Last week my husband, bless his heart he makes me take care of myself, made me make a doctor’s appointment for my ongoing postpartum depression.

Backstory:  The first of the year our insurance company, Blue Cross and Blue Shield of South Carolina, decided a lot of the medicines I take for both my asthma and my PPD were just not correct and made me either pay full price (Lexipro was almost $200 for a 30 day supply), or my doctor, who obviously, according to them, did not know what she was doing when she prescribed these life saving prescriptions, needed to put me on something else (aka, something cheaper for them to pay for than what I was currently taking).  So, off the wonderful Lexipro I went, onto a generic form of another drug.  This drug only took the edge off my PPD.  It kept my panic attacks from exploding and becoming uncontrollable, but I was still weepy and anxious and very irritable.  In a nutshell:  it wasn’t helping me much at all.

So, yesterday he accompanied me to the doctor’s office and helped explain, from another view point, what was going on.  I am now on Wellbutrin.  I took one as soon as we filled the prescription at CVS, even though she warned us that taking later in the day (you are supposed to take it first thing in the morning) would likely result in my not being able to sleep at bedtime.  (BTW, yes, I had trouble sleeping, but it was SO worth it!)

I feel so balanced out, emotionally.  I was able to play with the two little ones on the bed last night, instead of freaking out that their antics were going make them fall off the bed and break something (yes, PPD makes me completely insane with anxiety over the stupidest thing).  Freaking out usually leads to my extreme irritability, because of me feeling so out of control – like how I will sometimes cry if I get really angry at someone (legit angry, not PPD angry).  I have personal control issues which the PPD figured out and ran with all the way to China and back.

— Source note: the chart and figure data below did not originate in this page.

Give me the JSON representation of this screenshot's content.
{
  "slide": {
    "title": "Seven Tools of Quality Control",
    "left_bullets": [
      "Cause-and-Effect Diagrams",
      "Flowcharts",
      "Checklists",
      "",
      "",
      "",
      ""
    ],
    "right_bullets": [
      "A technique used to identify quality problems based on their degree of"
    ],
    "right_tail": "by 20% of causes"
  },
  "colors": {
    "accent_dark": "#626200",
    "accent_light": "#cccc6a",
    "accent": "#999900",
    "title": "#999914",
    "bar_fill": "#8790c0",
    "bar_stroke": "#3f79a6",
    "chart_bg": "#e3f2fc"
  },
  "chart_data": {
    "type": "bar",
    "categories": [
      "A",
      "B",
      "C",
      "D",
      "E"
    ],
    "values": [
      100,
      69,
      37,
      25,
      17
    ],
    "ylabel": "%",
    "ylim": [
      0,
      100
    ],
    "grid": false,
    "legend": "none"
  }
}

Today has been even better, so far.  Apparently, this is also used to treat ADD and ADHD (I went off Ritalin when we trying to conceive Rowan and just never had it re-prescribed because of the hassle), so I am also able to focus and retain some short term memory (I remembered several things for work I had forgotten about last night).

To summarize:  This drug is, so far, completely awesome.  So you can cancel that tailoring appointment I had for the white jacket with the extra long sleeves.